Again, the longer your credit history, the better it is for your credit. So if one of your accounts is showing an open date later than the actual open date, then you’re not getting full credit for the length of time you’ve had the account.
Date of first delinquency
Late payments can only stay on your credit reports for 7 years. It’s the date of first delinquency that determines when the 7 years starts.
As Experian explains:
“The original delinquency date applies to the first late payment in a series. So, if a payment is late today but next month the account is brought current, seven years from today that late payment would be deleted, but the account would continue to be reported with the more current payment history.
“However, if an account were to become late today, the payments were never brought current, it was charged off as bad debt, closed and sent to collection, then the original delinquency date would be today’s date. Even if the bad debt was eventually paid, seven years from today’s date, the closed account and the subsequent collection account would be deleted.”

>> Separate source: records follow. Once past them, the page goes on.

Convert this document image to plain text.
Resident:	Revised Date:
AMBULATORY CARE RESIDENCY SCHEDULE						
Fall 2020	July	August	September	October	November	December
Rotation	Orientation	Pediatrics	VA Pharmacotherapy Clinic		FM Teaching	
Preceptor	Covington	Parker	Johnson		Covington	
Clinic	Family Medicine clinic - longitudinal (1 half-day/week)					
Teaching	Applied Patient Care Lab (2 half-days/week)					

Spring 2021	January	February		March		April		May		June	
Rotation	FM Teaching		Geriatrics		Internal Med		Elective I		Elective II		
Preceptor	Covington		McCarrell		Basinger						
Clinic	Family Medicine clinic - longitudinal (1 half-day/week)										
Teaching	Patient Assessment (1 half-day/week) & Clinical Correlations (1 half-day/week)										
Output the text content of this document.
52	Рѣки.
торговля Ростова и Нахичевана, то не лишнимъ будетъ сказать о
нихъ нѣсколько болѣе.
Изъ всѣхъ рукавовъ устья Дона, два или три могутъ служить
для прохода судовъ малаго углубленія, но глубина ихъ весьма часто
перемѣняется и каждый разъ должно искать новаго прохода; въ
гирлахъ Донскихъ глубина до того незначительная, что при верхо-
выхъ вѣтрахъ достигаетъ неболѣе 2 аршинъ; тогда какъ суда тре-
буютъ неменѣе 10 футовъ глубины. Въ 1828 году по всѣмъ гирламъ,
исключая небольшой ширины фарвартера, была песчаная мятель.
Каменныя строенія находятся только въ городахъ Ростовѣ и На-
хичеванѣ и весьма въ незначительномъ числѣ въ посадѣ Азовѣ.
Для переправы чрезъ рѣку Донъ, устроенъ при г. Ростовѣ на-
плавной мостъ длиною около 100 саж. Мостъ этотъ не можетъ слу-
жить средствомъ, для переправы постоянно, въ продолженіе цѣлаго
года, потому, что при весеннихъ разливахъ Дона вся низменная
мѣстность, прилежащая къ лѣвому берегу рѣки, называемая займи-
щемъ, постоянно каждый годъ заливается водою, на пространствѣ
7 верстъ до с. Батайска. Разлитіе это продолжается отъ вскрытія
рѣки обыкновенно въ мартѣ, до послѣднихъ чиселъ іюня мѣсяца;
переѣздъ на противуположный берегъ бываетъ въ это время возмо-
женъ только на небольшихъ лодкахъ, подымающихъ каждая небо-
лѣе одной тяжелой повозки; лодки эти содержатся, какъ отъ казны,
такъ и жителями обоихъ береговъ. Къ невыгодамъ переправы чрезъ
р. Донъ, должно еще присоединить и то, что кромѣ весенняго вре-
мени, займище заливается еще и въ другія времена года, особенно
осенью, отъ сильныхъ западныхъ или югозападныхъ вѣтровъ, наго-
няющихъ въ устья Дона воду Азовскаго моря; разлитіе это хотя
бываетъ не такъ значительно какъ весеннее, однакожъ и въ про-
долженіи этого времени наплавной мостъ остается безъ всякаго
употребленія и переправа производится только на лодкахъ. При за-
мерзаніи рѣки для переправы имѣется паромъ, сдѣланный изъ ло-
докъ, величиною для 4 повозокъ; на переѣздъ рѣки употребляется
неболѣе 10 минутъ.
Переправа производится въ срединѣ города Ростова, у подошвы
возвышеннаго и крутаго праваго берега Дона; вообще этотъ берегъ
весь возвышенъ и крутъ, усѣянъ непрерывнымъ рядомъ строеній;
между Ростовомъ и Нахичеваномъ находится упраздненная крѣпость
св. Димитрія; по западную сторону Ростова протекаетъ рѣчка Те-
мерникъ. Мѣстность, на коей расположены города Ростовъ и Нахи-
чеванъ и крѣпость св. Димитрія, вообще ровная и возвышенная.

So if there is an incorrect date of first delinquency on one of your credit accounts, it could mean the negative listing stays on your credit reports longer than it should.
Date of last activity
The statute of limitations is the length of time for which you are legally obligated to pay a delinquent debt. This time period starts ticking from the date of your last activity on the account. So if the date of last activity listed on an account is later than it actually was, then the statute of limitations is going to last longer for you than it should. See what the statute of limitations is in your state.
Multiple listings of the same debt
When you have an unpaid debt, you should expect it to appear on your credit reports. What’s not right is when a creditor and collection agency (or multiple collection agencies) show a balance owed for the same debt. If you have multiple listings like this – for the same debt – dispute it with the credit bureaus. Only one company at a time is legally allowed to collect on a debt from you. It is only that company that should show a balanced owed, and only that company with whom you should make payment arrangements.
Previously removed listings reinserted
It’s possible that the reinsertion of a previously removed listing is in error. However, as pointed out in Common Credit Reporting Complaints (and What to Do About Them), there could be another explanation if you submitted a dispute about the listing in question:
“Maybe the credit bureau didn’t complete its investigation of a disputed item within 30 to 45 days. In that case, the item had to be removed, but could be reinserted if the data furnisher subsequently provides verification of the listing. You can still dispute the listing if you believe it to be inaccurate, but the reinsertion wasn’t illegal.”
Settled accounts not reflected as such
When you negotiate a settlement with a debt collector, and pay it as agreed, you want to see it reflected in your credit reports. Ideally, you want to negotiate a pay for delete, meaning you make the payment and they delete the negative listing from your credit reports. If the collector won’t agree to that then, at the very least, you want the account to show that there is no longer an outstanding balance. If the debt is still showing as unpaid on your reports, it’s going to hurt your credit.
What to Do About Credit Report Errors
If you see any of these errors on your credit reports, dispute them with the credit bureaus. (Refer to this sample credit dispute letter.) Just be sure to check all three of your reports first. Because if the error is only on your Experian credit report, for example, then you should not send a dispute to Equifax or TransUnion.
You can also dispute errors directly with the data furnishers (i.e., the original creditors and collectors reporting the incorrect information about you).
Should the credit bureaus and data furnishers fail to correct the mistake, you can submit a complaint to the Consumer Financial Protection Bureau (CFPB) and the FTC.